CANADA FX DEBT-C$ softens as next week's Fed meeting, data in focus

* C$ at C$1.0277 vs US$ or 97.30 U.S. cents
    * Fed policy debate, next week's jobs data in focus
    * Oil prices fall on China, U.S. output worries
    * Bond prices higher across curve

    By Solarina Ho
    TORONTO, July 26 (Reuters) - The Canadian dollar eased on
Friday from a five-week high against the U.S. dollar, but traded
within a tight range as investors eyed economic data and a
Federal Reserve meeting next week for guidance on the U.S.
    "We had a little volatility earlier in the week but that's
pretty much been sapped out of the market," said Blake
Jespersen, managing director, foreign exchange sales at BMO
Capital Markets.
    With a lack of economic data to drive direction, the
commodities-linked currency was pressured in part by weaker oil
prices, which fell on worries over a looming Chinese economic
slowdown and decades-high oil output in the United States. 
    At 9:17 a.m. (1317 GMT), the Canadian dollar was
trading at C$1.0277 versus the U.S. dollar, or 97.30 U.S. cents,
marginally off its North American session close at C$1.0264, or
97.43 U.S. cents on Thursday.
    The Canadian dollar, which was mixed against other major
currencies and trading within a narrow range on Friday, was
expected to be bound between C$1.0260 and C$1.0310.

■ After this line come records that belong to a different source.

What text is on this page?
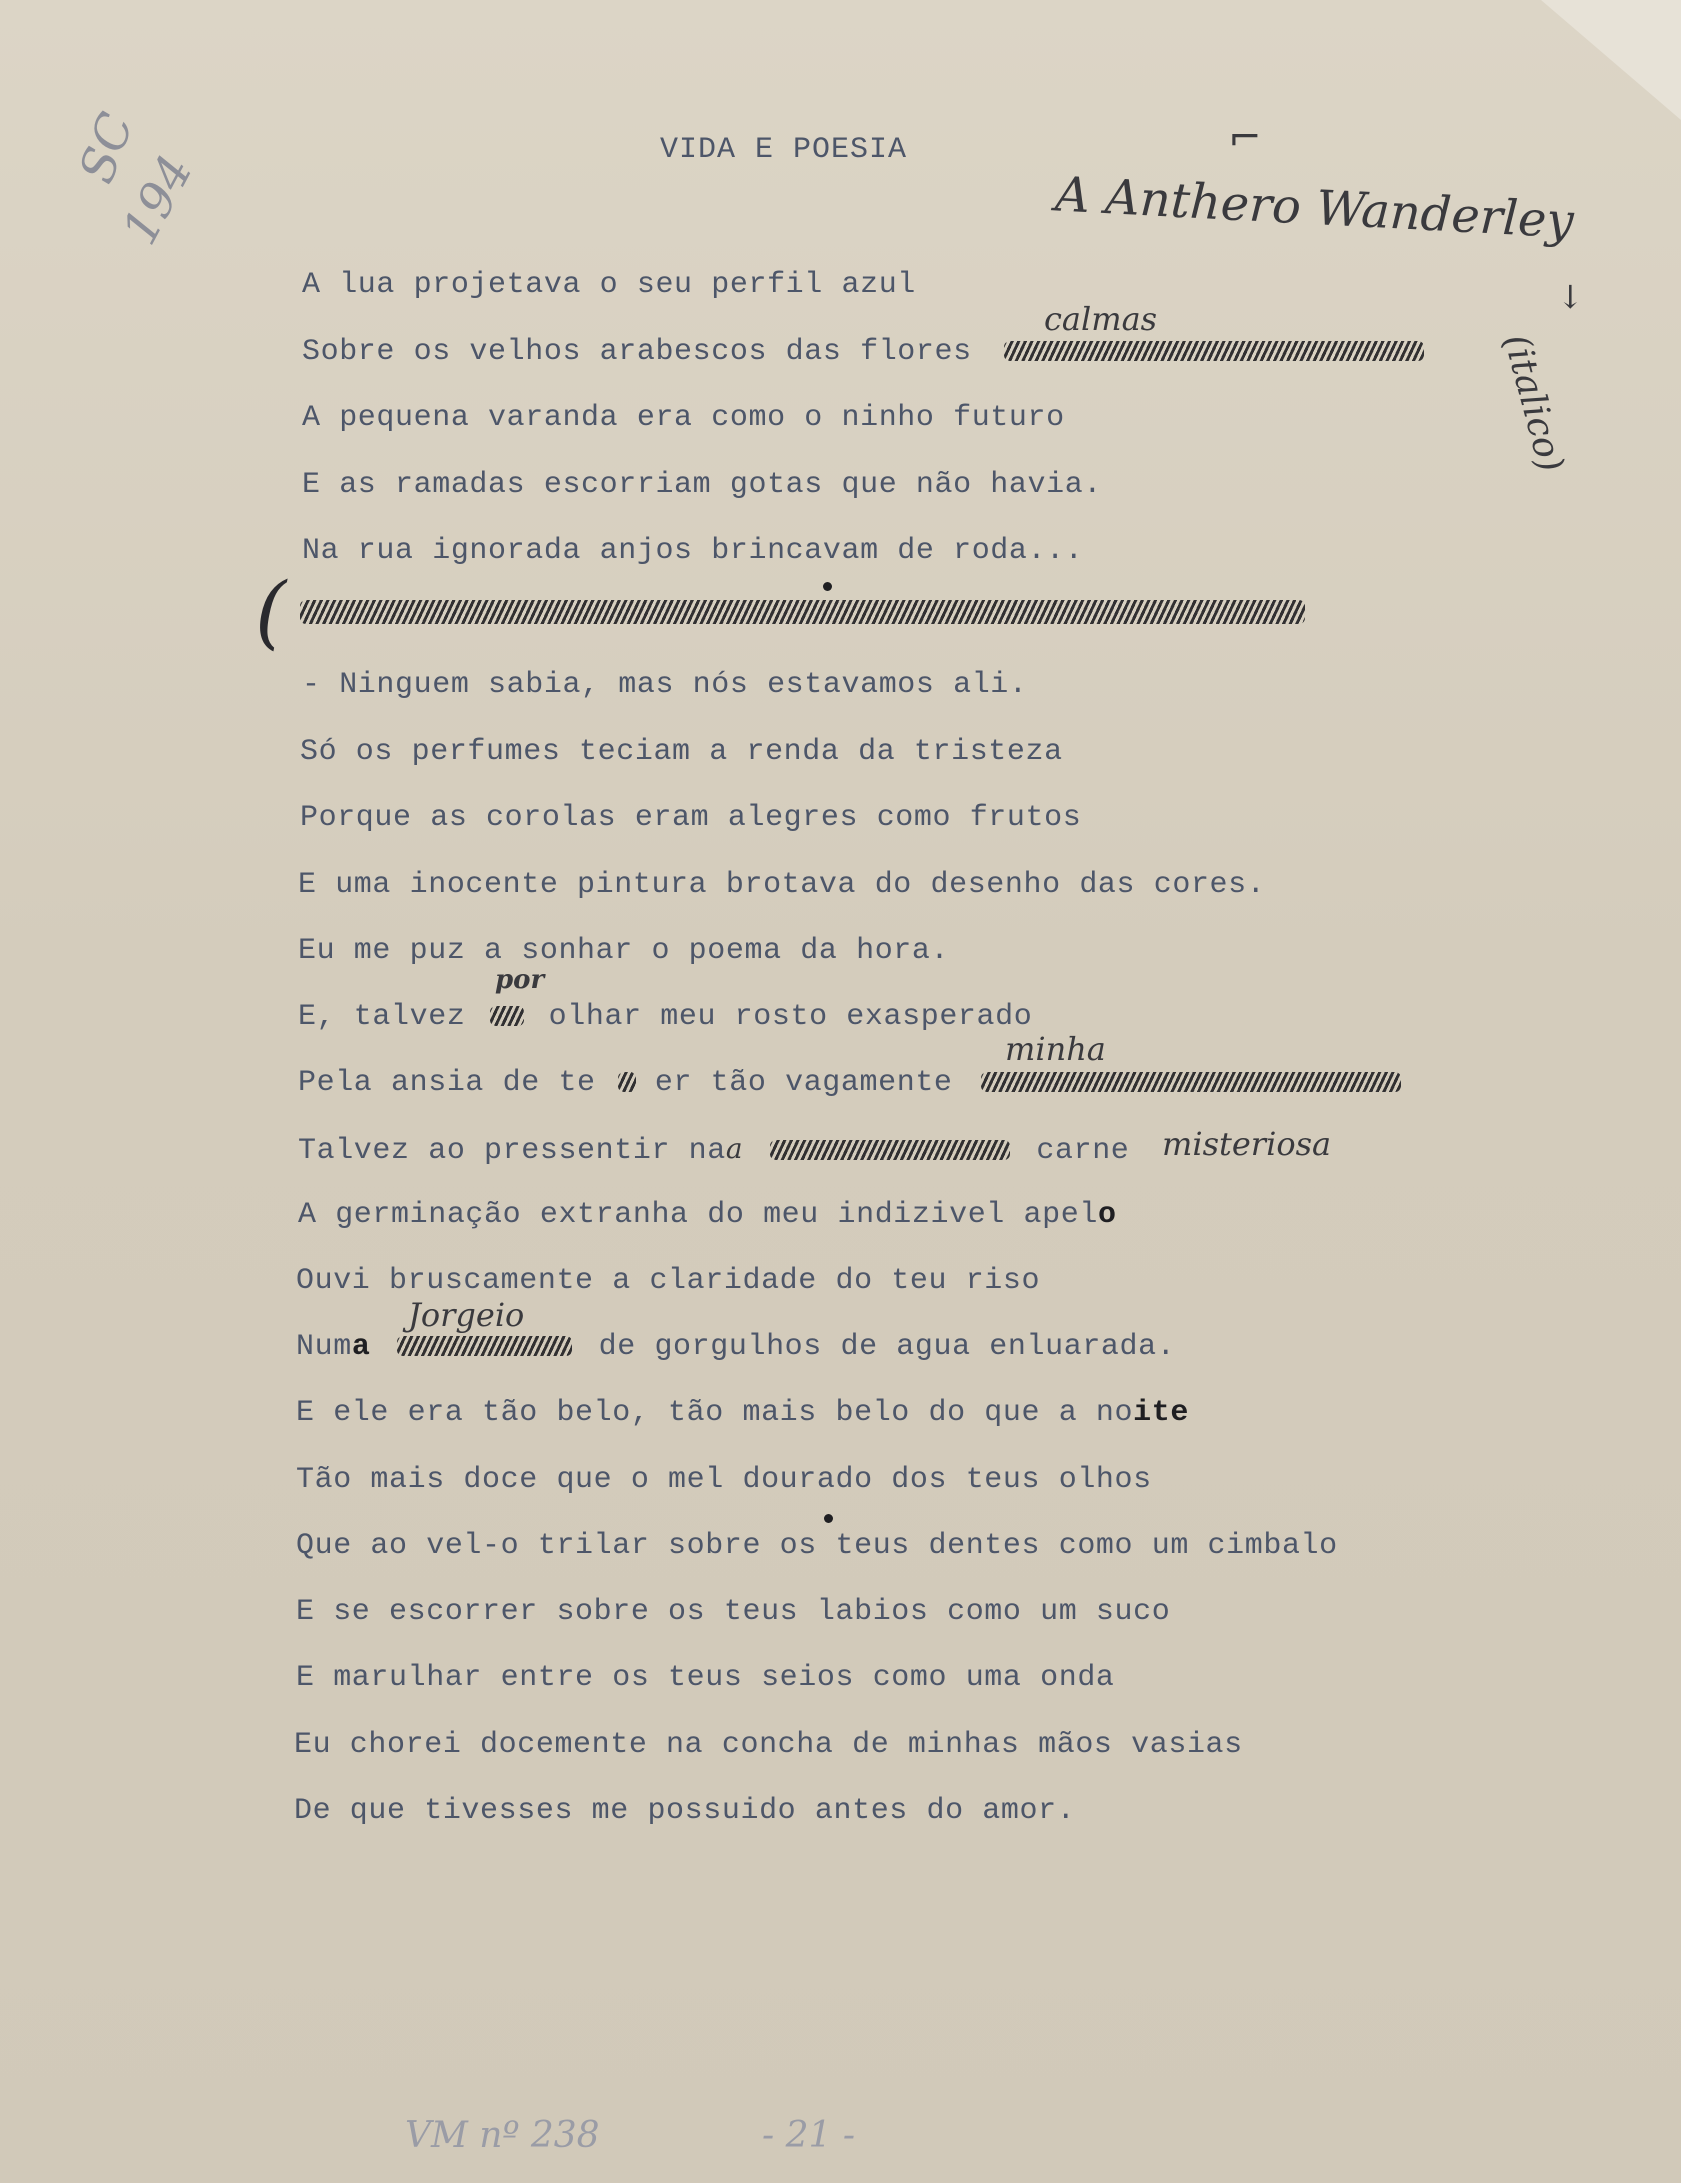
SC
194	VIDA E POESIA
A Anthero Wanderley
(italico)
⌐
↓
A lua projetava o seu perfil azul
Sobre os velhos arabescos das flores
calmas
A pequena varanda era como o ninho futuro
E as ramadas escorriam gotas que não havia.
Na rua ignorada anjos brincavam de roda...
(
- Ninguem sabia, mas nós estavamos ali.
Só os perfumes teciam a renda da tristeza
Porque as corolas eram alegres como frutos
E uma inocente pintura brotava do desenho das cores.
Eu me puz a sonhar o poema da hora.
E, talvez	olhar meu rosto exasperado
por
Pela ansia de te er tão vagamente
minha
Talvez ao pressentir naa	carne misteriosa
A germinação extranha do meu indizivel apelo
Ouvi bruscamente a claridade do teu riso
Numa	de gorgulhos de agua enluarada.
Jorgeio
E ele era tão belo, tão mais belo do que a noite
Tão mais doce que o mel dourado dos teus olhos
Que ao vel-o trilar sobre os teus dentes como um cimbalo
E se escorrer sobre os teus labios como um suco
E marulhar entre os teus seios como uma onda
Eu chorei docemente na concha de minhas mãos vasias
De que tivesses me possuido antes do amor.
VM nº 238	- 21 -
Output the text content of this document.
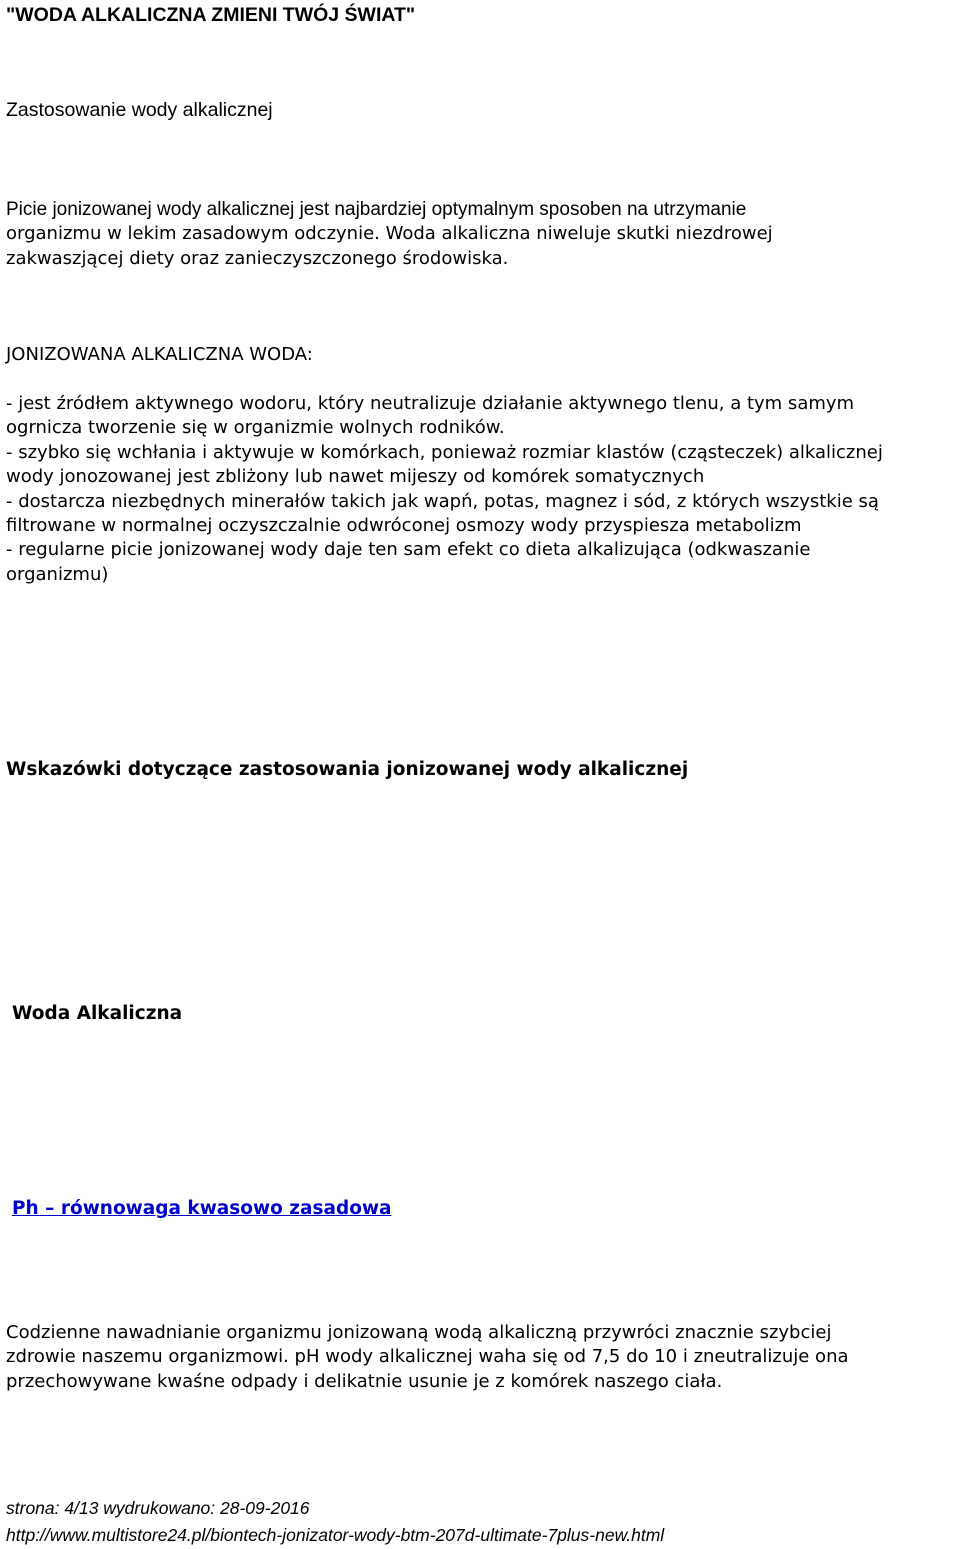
"WODA ALKALICZNA ZMIENI TWÓJ ŚWIAT"
Zastosowanie wody alkalicznej
Picie jonizowanej wody alkalicznej jest najbardziej optymalnym sposoben na utrzymanie
organizmu w lekim zasadowym odczynie. Woda alkaliczna niweluje skutki niezdrowej
zakwaszjącej diety oraz zanieczyszczonego środowiska.
JONIZOWANA ALKALICZNA WODA:
- jest źródłem aktywnego wodoru, który neutralizuje działanie aktywnego tlenu, a tym samym
ogrnicza tworzenie się w organizmie wolnych rodników.
- szybko się wchłania i aktywuje w komórkach, ponieważ rozmiar klastów (cząsteczek) alkalicznej
wody jonozowanej jest zbliżony lub nawet mijeszy od komórek somatycznych
- dostarcza niezbędnych minerałów takich jak wapń, potas, magnez i sód, z których wszystkie są
filtrowane w normalnej oczyszczalnie odwróconej osmozy wody przyspiesza metabolizm
- regularne picie jonizowanej wody daje ten sam efekt co dieta alkalizująca (odkwaszanie
organizmu)
Wskazówki dotyczące zastosowania jonizowanej wody alkalicznej
Woda Alkaliczna
Ph – równowaga kwasowo zasadowa
Codzienne nawadnianie organizmu jonizowaną wodą alkaliczną przywróci znacznie szybciej
zdrowie naszemu organizmowi. pH wody alkalicznej waha się od 7,5 do 10 i zneutralizuje ona
przechowywane kwaśne odpady i delikatnie usunie je z komórek naszego ciała.
strona: 4/13 wydrukowano: 28-09-2016
http://www.multistore24.pl/biontech-jonizator-wody-btm-207d-ultimate-7plus-new.html
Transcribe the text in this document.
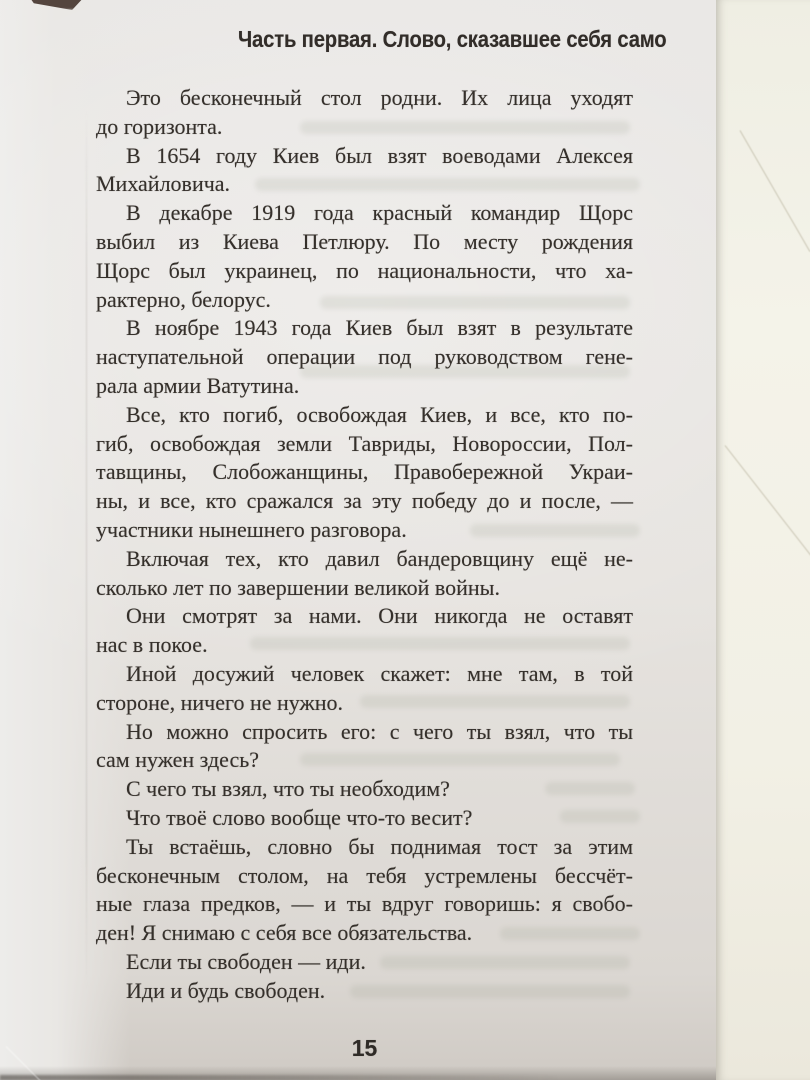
Часть первая. Слово, сказавшее себя само
Это бесконечный стол родни. Их лица уходят
до горизонта.
В 1654 году Киев был взят воеводами Алексея
Михайловича.
В декабре 1919 года красный командир Щорс
выбил из Киева Петлюру. По месту рождения
Щорс был украинец, по национальности, что ха-
рактерно, белорус.
В ноябре 1943 года Киев был взят в результате
наступательной операции под руководством гене-
рала армии Ватутина.
Все, кто погиб, освобождая Киев, и все, кто по-
гиб, освобождая земли Тавриды, Новороссии, Пол-
тавщины, Слобожанщины, Правобережной Украи-
ны, и все, кто сражался за эту победу до и после, —
участники нынешнего разговора.
Включая тех, кто давил бандеровщину ещё не-
сколько лет по завершении великой войны.
Они смотрят за нами. Они никогда не оставят
нас в покое.
Иной досужий человек скажет: мне там, в той
стороне, ничего не нужно.
Но можно спросить его: с чего ты взял, что ты
сам нужен здесь?
С чего ты взял, что ты необходим?
Что твоё слово вообще что-то весит?
Ты встаёшь, словно бы поднимая тост за этим
бесконечным столом, на тебя устремлены бессчёт-
ные глаза предков, — и ты вдруг говоришь: я свобо-
ден! Я снимаю с себя все обязательства.
Если ты свободен — иди.
Иди и будь свободен.
15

    The greenback was broadly weaker after a Wall Street Journal
report said the U.S. central bank may debate changing its
forward guidance to emphasize that it will keep rates low for a
long time. The news prompted investors to trim bets on the
dollar gaining. 
    Next week, Canada and its largest export market will release
economic growth data, while the U.S. will also issue its July
data on the state of the labor market.
    "Everything the Fed says these days is extremely important
to the market and has been moving the market quite dramatically.
Fed is always the big event, but of course jobs on Friday will
also be key," said Jespersen.
    The price of Canadian government debt was higher across the
maturity curve. The two-year bond rose 1.8 Canadian
cents to yield 1.144 percent, while the benchmark 10-year bond
 rose 13 Canadian cents to yield 2.450 percent.